Вода. Вода. Половодье кругом. Над деревней косяки гусей проходят дальше на север, кричат волнующе. Утки прилетели, садятся на полосах, в лывы. А неделей раньше — скворцы (скворечники у тебя давно готовы). Журавлей слышали поутру. В голых березняках дрозды трещат, облюбовывая место для гнездований. Сороки уже свили гнезда. Если сапоги крепкие, бери топор, отправляйся за огороды к старым березам — пить сок, не упускай времени. Домой принеси, братьям и матери. Весна. Весенние праздники. Мать обязательно справит что-либо из одежды. Ног под собой не чуя, вылетишь в новой рубахе на подсохшую поляну играть в лапту, а там приятели-ровесники орут, носятся с мячом, скатанным из бычьей шерсти. Один картузом хвалится, на этом штаны с карманами. Третий во всем старом вышел, но его подстригли к празднику, он тоже радости полон.
Весна. Вода. Едва заметна зеленая травка на пригорках. Прогретые одонки сена в полях. Синь, звень и на земле, и на небе. Тянет куда-то из дому — шел бы и шел. Думается обо всем сразу…

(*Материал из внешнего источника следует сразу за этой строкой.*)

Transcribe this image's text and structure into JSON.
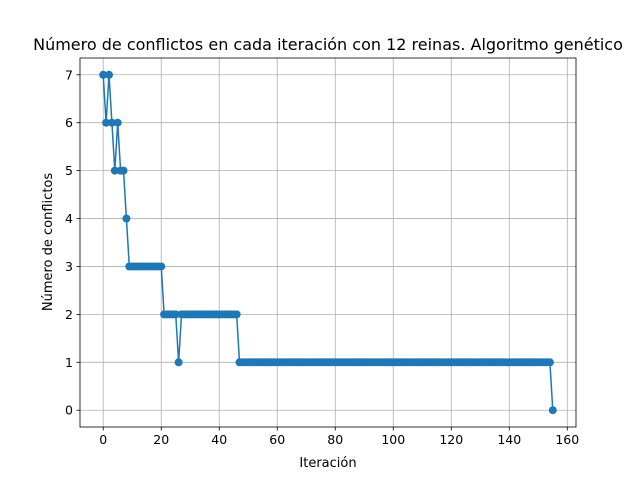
{
  "chart_data": {
    "type": "line",
    "title": "Número de conflictos en cada iteración con 12 reinas. Algoritmo genético",
    "xlabel": "Iteración",
    "ylabel": "Número de conflictos",
    "xlim": [
      -8,
      163
    ],
    "ylim": [
      -0.35,
      7.35
    ],
    "xticks": [
      0,
      20,
      40,
      60,
      80,
      100,
      120,
      140,
      160
    ],
    "yticks": [
      0,
      1,
      2,
      3,
      4,
      5,
      6,
      7
    ],
    "xtick_labels": [
      "0",
      "20",
      "40",
      "60",
      "80",
      "100",
      "120",
      "140",
      "160"
    ],
    "ytick_labels": [
      "0",
      "1",
      "2",
      "3",
      "4",
      "5",
      "6",
      "7"
    ],
    "grid": true,
    "marker": "circle",
    "series": [
      {
        "color": "#1f77b4",
        "segments": [
          {
            "x_start": 0,
            "x_end": 0,
            "y": 7
          },
          {
            "x_start": 1,
            "x_end": 1,
            "y": 6
          },
          {
            "x_start": 2,
            "x_end": 2,
            "y": 7
          },
          {
            "x_start": 3,
            "x_end": 3,
            "y": 6
          },
          {
            "x_start": 4,
            "x_end": 4,
            "y": 5
          },
          {
            "x_start": 5,
            "x_end": 5,
            "y": 6
          },
          {
            "x_start": 6,
            "x_end": 7,
            "y": 5
          },
          {
            "x_start": 8,
            "x_end": 8,
            "y": 4
          },
          {
            "x_start": 9,
            "x_end": 20,
            "y": 3
          },
          {
            "x_start": 21,
            "x_end": 25,
            "y": 2
          },
          {
            "x_start": 26,
            "x_end": 26,
            "y": 1
          },
          {
            "x_start": 27,
            "x_end": 46,
            "y": 2
          },
          {
            "x_start": 47,
            "x_end": 154,
            "y": 1
          },
          {
            "x_start": 155,
            "x_end": 155,
            "y": 0
          }
        ]
      }
    ]
  }
}
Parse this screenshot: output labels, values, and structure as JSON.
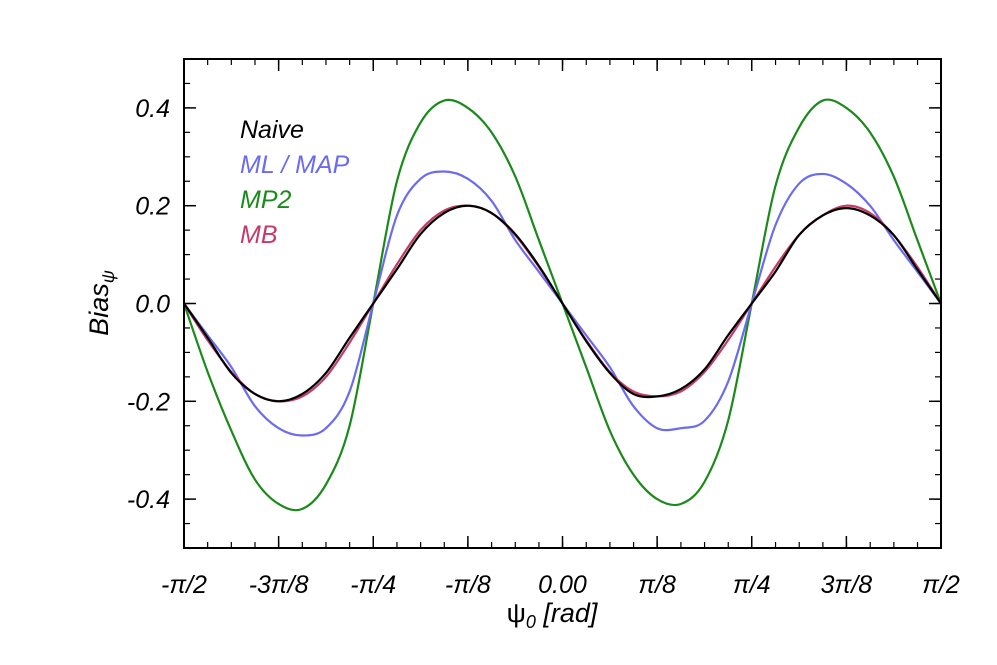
{
  "chart_data": {
    "type": "line",
    "title": "",
    "xlabel": {
      "symbol": "ψ",
      "subscript": "0",
      "unit": " [rad]"
    },
    "ylabel": {
      "main": "Bias",
      "subscript": "ψ"
    },
    "xlim": [
      -1.5708,
      1.5708
    ],
    "ylim": [
      -0.5,
      0.5
    ],
    "grid": false,
    "legend_position": "top-left",
    "x_ticks": [
      {
        "value": -1.5708,
        "label": "-π/2"
      },
      {
        "value": -1.1781,
        "label": "-3π/8"
      },
      {
        "value": -0.7854,
        "label": "-π/4"
      },
      {
        "value": -0.3927,
        "label": "-π/8"
      },
      {
        "value": 0.0,
        "label": "0.00"
      },
      {
        "value": 0.3927,
        "label": "π/8"
      },
      {
        "value": 0.7854,
        "label": "π/4"
      },
      {
        "value": 1.1781,
        "label": "3π/8"
      },
      {
        "value": 1.5708,
        "label": "π/2"
      }
    ],
    "y_ticks": [
      {
        "value": 0.4,
        "label": "0.4"
      },
      {
        "value": 0.2,
        "label": "0.2"
      },
      {
        "value": 0.0,
        "label": "0.0"
      },
      {
        "value": -0.2,
        "label": "-0.2"
      },
      {
        "value": -0.4,
        "label": "-0.4"
      }
    ],
    "y_minor_step": 0.05,
    "x_minor_step": 0.0982,
    "x": [
      -1.5708,
      -1.4726,
      -1.3744,
      -1.2763,
      -1.1781,
      -1.0799,
      -0.9817,
      -0.8836,
      -0.7854,
      -0.6872,
      -0.589,
      -0.4909,
      -0.3927,
      -0.2945,
      -0.1963,
      -0.0982,
      0.0,
      0.0982,
      0.1963,
      0.2945,
      0.3927,
      0.4909,
      0.589,
      0.6872,
      0.7854,
      0.8836,
      0.9817,
      1.0799,
      1.1781,
      1.2763,
      1.3744,
      1.4726,
      1.5708
    ],
    "series": [
      {
        "name": "Naive",
        "color": "#000000",
        "values": [
          0.0,
          -0.07,
          -0.142,
          -0.185,
          -0.2,
          -0.185,
          -0.142,
          -0.07,
          0.0,
          0.07,
          0.142,
          0.185,
          0.2,
          0.185,
          0.142,
          0.077,
          0.0,
          -0.077,
          -0.142,
          -0.185,
          -0.19,
          -0.175,
          -0.135,
          -0.065,
          0.0,
          0.065,
          0.14,
          0.18,
          0.195,
          0.18,
          0.14,
          0.07,
          0.0
        ]
      },
      {
        "name": "ML / MAP",
        "color": "#6b6bf0",
        "values": [
          0.0,
          -0.065,
          -0.13,
          -0.21,
          -0.255,
          -0.27,
          -0.255,
          -0.18,
          0.0,
          0.18,
          0.255,
          0.27,
          0.255,
          0.21,
          0.13,
          0.065,
          0.0,
          -0.065,
          -0.13,
          -0.21,
          -0.255,
          -0.255,
          -0.24,
          -0.16,
          0.0,
          0.16,
          0.245,
          0.265,
          0.245,
          0.2,
          0.13,
          0.065,
          0.0
        ]
      },
      {
        "name": "MP2",
        "color": "#1a8a1a",
        "values": [
          0.0,
          -0.14,
          -0.26,
          -0.36,
          -0.41,
          -0.42,
          -0.37,
          -0.25,
          0.0,
          0.25,
          0.37,
          0.415,
          0.4,
          0.35,
          0.26,
          0.13,
          0.0,
          -0.13,
          -0.26,
          -0.35,
          -0.4,
          -0.41,
          -0.365,
          -0.24,
          0.0,
          0.24,
          0.36,
          0.415,
          0.4,
          0.35,
          0.26,
          0.13,
          0.0
        ]
      },
      {
        "name": "MB",
        "color": "#c43a6a",
        "values": [
          0.0,
          -0.075,
          -0.14,
          -0.185,
          -0.2,
          -0.19,
          -0.15,
          -0.08,
          0.0,
          0.08,
          0.15,
          0.19,
          0.2,
          0.185,
          0.14,
          0.075,
          0.0,
          -0.075,
          -0.14,
          -0.18,
          -0.19,
          -0.18,
          -0.14,
          -0.075,
          0.0,
          0.075,
          0.14,
          0.18,
          0.2,
          0.185,
          0.14,
          0.075,
          0.0
        ]
      }
    ]
  }
}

С каждым днем теплее, зазеленел лес, прокатились, громыхая, из конца в конец по небу весенние грозы с косыми сверкающими дождями, зацвела черемуха, в огородах посадили картошку, скоро каникулы. Черемуха расцвела — начала клевать рыба. Делай удочку или снимай старую с крыши сарая, ходи по берегам, рыбачь, подкармливай семью, пока сенокос не начался. «Косить выехали», — скажет мать. Через недельку бери быка и — в звено, копны возить. Июнь, июль, август занят на колхозной работе: сенокос. Если даже и дождливый день, все равно поезжай на табор, бригадир посидеть не даст, найдет заделье. Ягода поспевает в лесу. Кислица — ранее других, а затем малина, смородина, костяника, черемуха. Как свободная минута — в кусты. Целыми днями сидишь на бычьей спине, штаны протираешь. В полдень — на табор, повариха там обед уже сварила. Табор на берегу Шегарки. Быки, искусанные паутами, рысью бегут к воде пить. Иной в воду заберется, одна голова видна. Напьются и — пастись по берегу. А ребятишки игру затеют после обеда, пока взрослые отдыхают.

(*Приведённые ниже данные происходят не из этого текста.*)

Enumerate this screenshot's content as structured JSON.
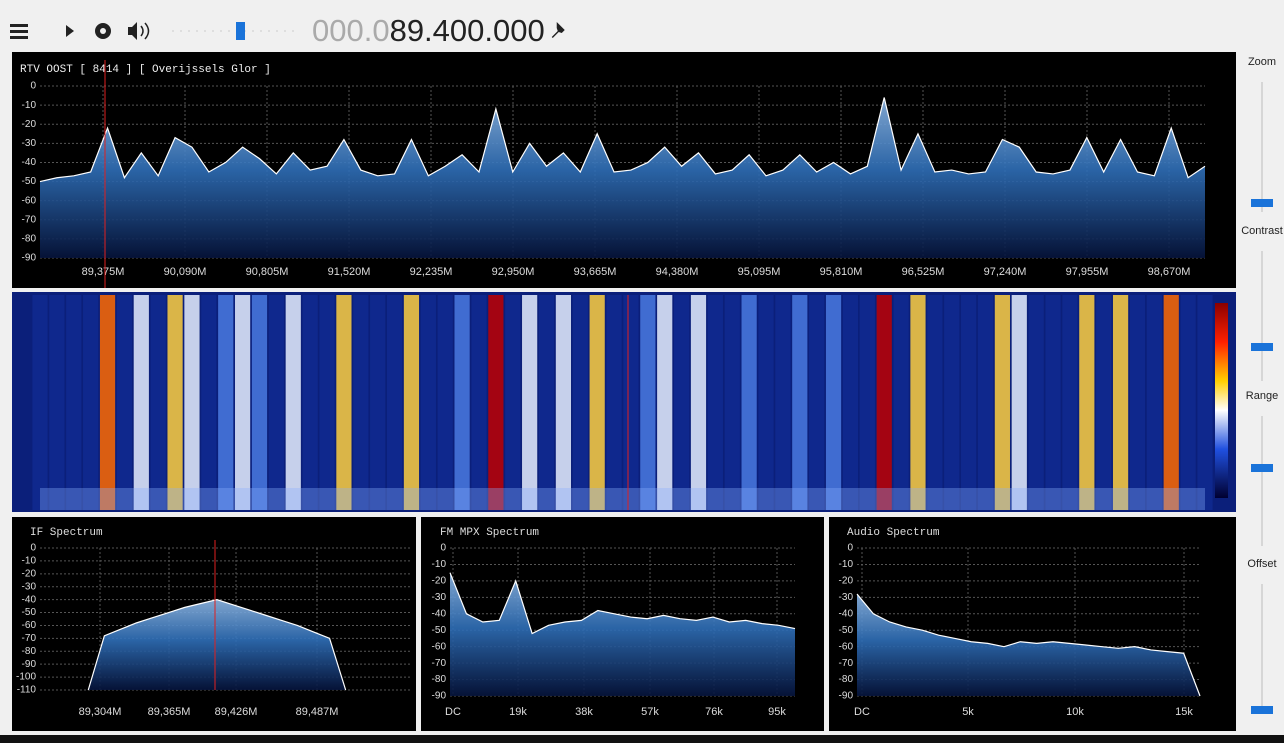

К концу лета надоест тебе бык, накусают комары, пауты, слепни да мошка, вдоволь наешься ягод, задница огнем горит от ерзанья по бычьей спине, не милы уже колхозные обеды, и чем ближе к сентябрю, тем чаще вспоминается школа — только и разговору о ней. Соскучишься по школе самой, по приятелям-одноклассникам из других деревень, по учителям. Тетрадки надо покупать, учебники. Вот и осень. Сенокос закончился, началась жатва хлебов. Быка ты отдал в работу, сам стал учиться. Если сентябрь ясный, теплый, весь месяц изо дня в день ходишь из школы домой, помогаешь в огороде. А как потянули дожди — неделями живешь в интернате, а в субботу вечером — по домам. Самое скучное время для Шурки — октябрь. Редко случается, что в октябре сухо. Дожди…
Бык остановился, не дотянув до калинового куста. Возле куста Шурка сам собирался дать ему передохнуть. Бык остановился, опустив голову, и не двинулся с места, пока Шурка не закричал на него, взмахнув хворостиной. Это не понравилось Шурке. Обычно быки, постояв немного, трогаются без понуканий. Чуют — домой, тащат воз из последних сил. Шурка решил, что в следующий раз, как выпадет ехать за дровами, Старосту он ни в какую брать не будет, пусть хоть как угодно настаивает бригадир.
Идя за санями, он время от времени покрикивал для острастки на быка, не давая тому сбавлять шаг. Напротив куста Шурка не закричал Старосте: «Тпру-у!» — как намерен был сделать. Если бык пойдет сам по себе, он, греясь, нарвав калины, побежит догонять воз.
Оглянулся от куста, бык уже стоял. Калины на кусте было немного, кистей шесть. Три кисти, что покрупнее, Шурка сорвал, остальное оставил на будущее. Не он, так кто-нибудь сорвет. Сейчас и этих достаточно. Он вроде притерпелся маленько, ни есть, ни пить так остро не хотелось, как в лесу, чувствовалось только, что пусто в животе, и все. Держа кисти в руках, на ходу оторвал губами от одной несколько твердых промерзших ягод и стал неспешно жевать их. Кисло-сладкие от мороза, они вызывали во рту обильную слюну и спазмы в горле и желудке, Бык взял воз с места после окрика, и Шурка опять пошел следом, сжавшись в комок, сосредоточенно жуя холодную калину.